BB: The European Union has made clear – we want to talk to one address. We say – okay, it is our internal issue. We want an address that will be harmonized and therefore we insist that the priority of future work of the Council of Ministers which was recently formed is to define as soon as possible coordination mechanism which does not exist in any other country in the region, but exists only in BiH because we are complex country. That means we are going to define how agreeing that one voice will look through a coordination mechanism, that one arm which extends to Brussels. In that one voice the Republic of Srpska, the Federation of BiH, joint institutions, the cantons, local communities, and everything else would be contained. That is why today the is crucial to define a coordination mechanism as soon as possible, where the attitude of all the institutions would be respected in accordance with the Constitution. Responsibilities of the institutions of the Republic of Srpska are two-thirds of the jurisdiction of a country, while one-third is in hands of the common institutions. Republic of Srpska thus has the largest number of jurisdictions when it comes to issues which are of the greatest interest of citizens and therefore it is the reason why the coordination mechanism is important to us. Firstly, it should be found how we make that common voice, then a great task of the Council of Ministers together with the Directorate for European Integration and other institutions coming from the Entities will be to make a plan of European integration in which will be specified what are the tasks of each level of government and what are the deadlines. After that we will be able to measure what is done by each level of government in given period in accordance with that program of integration in order not to deal with the question who to blame for something that was not done and in order to stop looking for excuses, as we did.

EWB: SAA came into force, Bosnia and Herzegovina is strongly moving towards the European family of nations. What do you expect from the Resolution on the Progress Report which will be presented by Cristian Dan Preda to European Parliament?

BB: I think that after the statement of the Presidency, which was initiated by the Presidency and the European Commission and which is accepted by all political leaders in Bosnia and Herzegovina, is showed that positive signals are set off from Bosnia and Herzegovina. You know that the Presidency, after the October elections, conceptualized a document which clearly states that we are ready for key economic reforms within Bosnia and Herzegovina.
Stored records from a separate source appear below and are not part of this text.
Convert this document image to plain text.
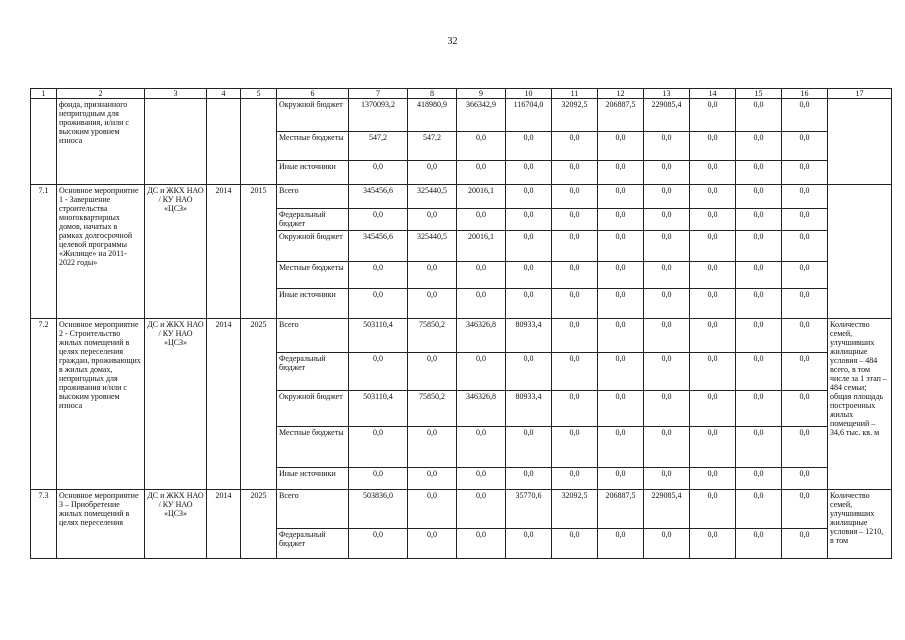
32
1	2	3	4	5	6	7	8	9	10	11	12	13	14	15	16	17
	фонда, признанного непригодным для проживания, и/или с высоким уровнем износа				Окружной бюджет	1370093,2	418980,9	366342,9	116704,0	32092,5	206887,5	229085,4	0,0	0,0	0,0	
					Местные бюджеты	547,2	547,2	0,0	0,0	0,0	0,0	0,0	0,0	0,0	0,0	
					Иные источники	0,0	0,0	0,0	0,0	0,0	0,0	0,0	0,0	0,0	0,0	
7.1	Основное мероприятие 1 - Завершение строительства многоквартирных домов, начатых в рамках долгосрочной целевой программы «Жилище» на 2011-2022 годы»	ДС и ЖКХ НАО / КУ НАО «ЦСЗ»	2014	2015	Всего	345456,6	325440,5	20016,1	0,0	0,0	0,0	0,0	0,0	0,0	0,0	
					Федеральный бюджет	0,0	0,0	0,0	0,0	0,0	0,0	0,0	0,0	0,0	0,0	
					Окружной бюджет	345456,6	325440,5	20016,1	0,0	0,0	0,0	0,0	0,0	0,0	0,0	
					Местные бюджеты	0,0	0,0	0,0	0,0	0,0	0,0	0,0	0,0	0,0	0,0	
					Иные источники	0,0	0,0	0,0	0,0	0,0	0,0	0,0	0,0	0,0	0,0	
7.2	Основное мероприятие 2 - Строительство жилых помещений в целях переселения граждан, проживающих в жилых домах, непригодных для проживания и/или с высоким уровнем износа	ДС и ЖКХ НАО / КУ НАО «ЦСЗ»	2014	2025	Всего	503110,4	75850,2	346326,8	80933,4	0,0	0,0	0,0	0,0	0,0	0,0	Количество семей, улучшивших жилищные условия – 484 всего, в том числе за 1 этап – 484 семьи; общая площадь построенных жилых помещений – 34,6 тыс. кв. м
					Федеральный бюджет	0,0	0,0	0,0	0,0	0,0	0,0	0,0	0,0	0,0	0,0	
					Окружной бюджет	503110,4	75850,2	346326,8	80933,4	0,0	0,0	0,0	0,0	0,0	0,0	
					Местные бюджеты	0,0	0,0	0,0	0,0	0,0	0,0	0,0	0,0	0,0	0,0	
					Иные источники	0,0	0,0	0,0	0,0	0,0	0,0	0,0	0,0	0,0	0,0	
7.3	Основное мероприятие 3 – Приобретение жилых помещений в целях переселения	ДС и ЖКХ НАО / КУ НАО «ЦСЗ»	2014	2025	Всего	503836,0	0,0	0,0	35770,6	32092,5	206887,5	229085,4	0,0	0,0	0,0	Количество семей, улучшивших жилищные условия – 1210, в том
					Федеральный бюджет	0,0	0,0	0,0	0,0	0,0	0,0	0,0	0,0	0,0	0,0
This document is supported by all political leaders which is positively evaluated by the European Commission and that was the trigger to get the activation of the Stabilisation and Association Agreement.

I think that it is shown that positive signals are coming and we expect Resolution on the Report on progress to be positive. We know that European institutions are quite sensitive on events in Bosnia and Herzegovina and that we often get “easier” requirements because we are more complex than other countries. Now, however, most of the responsibility is on us, on the local political structures, on local political institutions. Europe gave a positive signal, gave the activation of the Stabilisation and Association Agreement and said we had to stop to deal with the past and that we should turn to the future, which is a great chance for a new generation of political structures in Bosnia and Herzegovina. We need to turn to something which is the daily life of citizens, especially young people, who in the process of European integration should seek their chance.

We as a committee will sign protocols with universities in the Republic of Srpska, and we will ask other Committees to do the same, to allow as many young people, good senior students of the various faculties, to be involved in our work and to get a sense of what the process of European integration means.

EWB: Mr. Borenović, thank you for your detailed answers and your time. We wish you success in your work, primarily in the field of European integration. For sure, we wish you all the best in your political struggle.